In accordance with procedures established by the Committee and
with the concurrence of the Trustee, the Trustee is authorized to
accept and carry out directions from Participants, via telephone
communication or otherwise and without obtaining prior confirmation
or authorization from the Committee, as to the investment funds in
which subsequent Contributions and current Account balances, in whole
or in part, are to be invested. Any other provisions of this Plan
notwithstanding, neither any Employer, the Committee, the Trustee nor
any other person who is otherwise a fiduciary with respect to the
Plan shall incur any liability to anyone for any loss or expense
sustained by any Participant's Account because of any asset acquired,
retained or disposed of by the Trustee or any other actions taken by
the Trustee in accordance with the investment directions given by a
Participant pursuant to the Plan.
In addition to any other funds made available by the Committee
for the investment of Accounts, a "Badger Stock Fund" comprised of
qualifying employer securities as described in Section 9.1(a)

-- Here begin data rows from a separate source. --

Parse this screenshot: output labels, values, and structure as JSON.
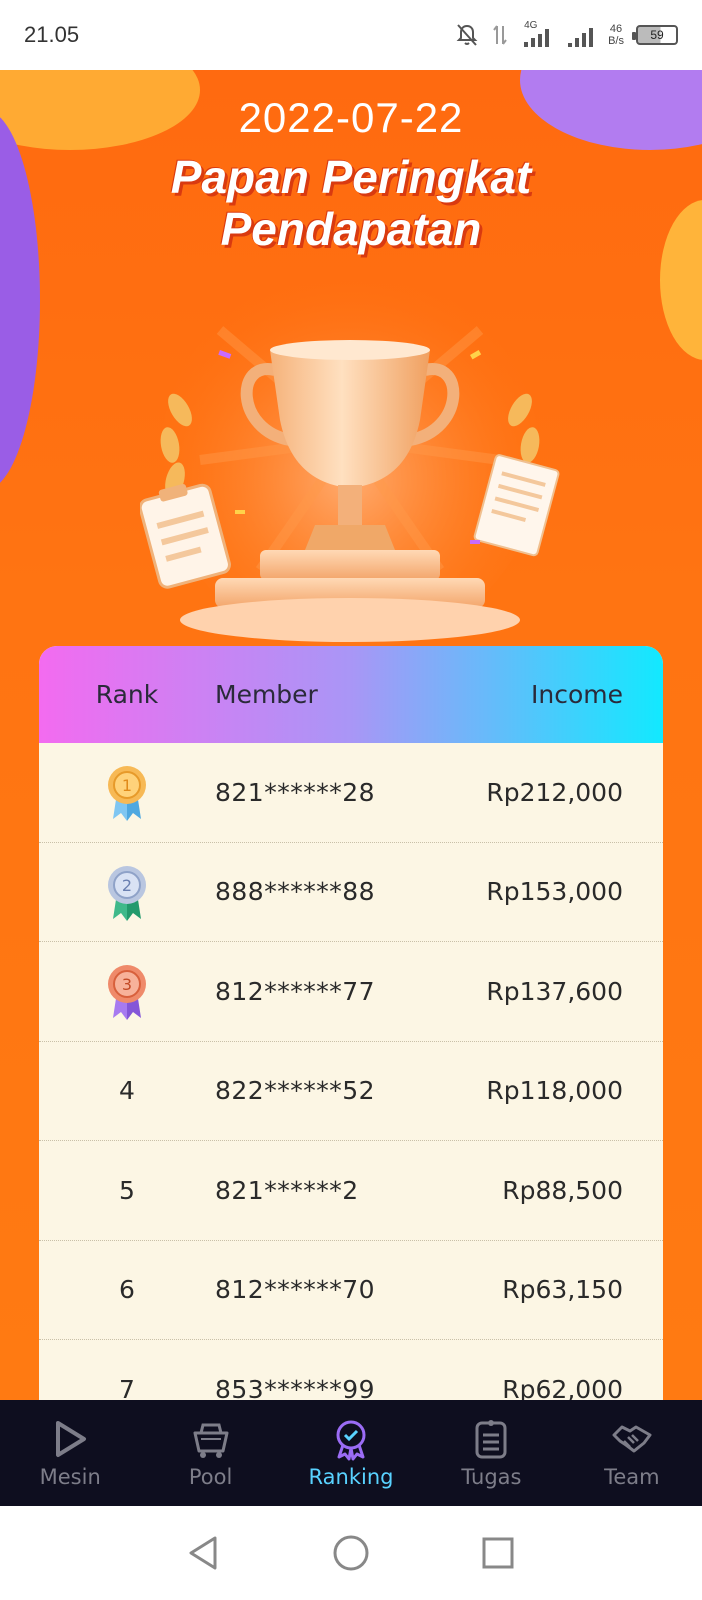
{
  "status_bar": {
    "time": "21.05",
    "network": "4G",
    "speed_value": "46",
    "speed_unit": "B/s",
    "battery": "59"
  },
  "header": {
    "date": "2022-07-22",
    "title_line1": "Papan Peringkat",
    "title_line2": "Pendapatan"
  },
  "table": {
    "columns": {
      "rank": "Rank",
      "member": "Member",
      "income": "Income"
    },
    "rows": [
      {
        "rank": "1",
        "medal": "gold",
        "member": "821******28",
        "income": "Rp212,000"
      },
      {
        "rank": "2",
        "medal": "silver",
        "member": "888******88",
        "income": "Rp153,000"
      },
      {
        "rank": "3",
        "medal": "bronze",
        "member": "812******77",
        "income": "Rp137,600"
      },
      {
        "rank": "4",
        "medal": "",
        "member": "822******52",
        "income": "Rp118,000"
      },
      {
        "rank": "5",
        "medal": "",
        "member": "821******2",
        "income": "Rp88,500"
      },
      {
        "rank": "6",
        "medal": "",
        "member": "812******70",
        "income": "Rp63,150"
      },
      {
        "rank": "7",
        "medal": "",
        "member": "853******99",
        "income": "Rp62,000"
      }
    ]
  },
  "nav": {
    "items": [
      {
        "label": "Mesin",
        "icon": "play-icon",
        "active": false
      },
      {
        "label": "Pool",
        "icon": "mining-cart-icon",
        "active": false
      },
      {
        "label": "Ranking",
        "icon": "ranking-badge-icon",
        "active": true
      },
      {
        "label": "Tugas",
        "icon": "clipboard-icon",
        "active": false
      },
      {
        "label": "Team",
        "icon": "handshake-icon",
        "active": false
      }
    ]
  },
  "colors": {
    "hero_orange": "#ff7412",
    "accent_active": "#59d2ff",
    "nav_bg": "#0e0e1f",
    "table_bg": "#fcf6e4"
  }
}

(sometimes referred to as "Badger Stock") shall be available for
investment. Any dividends on Badger Stock, to the extent such
dividend payments are sufficient, shall be reinvested to purchase
additional shares of Badger Stock. If one or more Participants
direct the Trustee to invest his or her Accounts in the Badger Stock
Fund and sufficient shares are not available for purchase at the time
directed by the Participant(s) for the Trustee to fully follow each
Participant's election, then the Trustee shall purchase the Badger
Stock that is available at such time, if any, and shall allocate such
stock to each Participant's Account by multiplying the Badger Stock
which is purchased at such time by a fraction calculated for each
Participant, the numerator of which is the value of Badger Stock
designated for purchase at such time by the Participant and the
denominator of which is the value of all Badger Stock designated for
purchase at such time by all Participants. The Trustee shall
continue to purchase Badger Stock and allocate such shares among the
Participants' Accounts in accordance with the preceding sentence
until such time that the Trustee has fulfilled each Participant's
investment election.
Each Participant who has elected to invest in the Badger Stock
Fund shall receive the same proxy voting materials, information
statements, periodic reports, tender offer materials and other
communications directed to the shareholders of the Principal Employer
(or, in some cases, such as third party tender offers, by others) to
the same extent as other holders of Badger Stock. In general, in the
case of a proxy solicitation by management of the Employer, a
Participant shall receive a proxy card or voting instructions along
with a return envelope addressed to the Trustee to direct the Trustee
how to vote the Participant's shares. The Employer will furnish all
such materials directly to the Trustee, who will in turn furnish the
materials to the Participants. If one or more Participants who has
the opportunity to vote or tender the shares allocated to his or her
Accounts does not instruct the Trustee as to his or her vote or
tender, then to the extent in compliance with ERISA the Trustee shall
vote or tender such shares for which no instructions are received in
the same proportions that are represented in the total shares for
which the Trustee receives instructions from Participants.
For purposes of this Section, the term "Participant" means any
Participant, Former Participant, Beneficiary or Alternate Payee under
the Plan.
IN ALL OTHER RESPECTS, the Plan is hereby ratified and approved.
IN WITNESS WHEREOF, the Principal Employer (also on behalf of Plas-
Techs, Inc.) and the Trustee have caused this Amendment to be signed by
their duly authorized officers this __________ day of
______________________, 1996.
BADGER PAPER XXXXX, INC.
By: ___________________________________
Xxxxx X. Xxxxx, Xx.
Chairman of the Board & CEO
TRUSTEE: Norwest Bank Minnesota, N.A.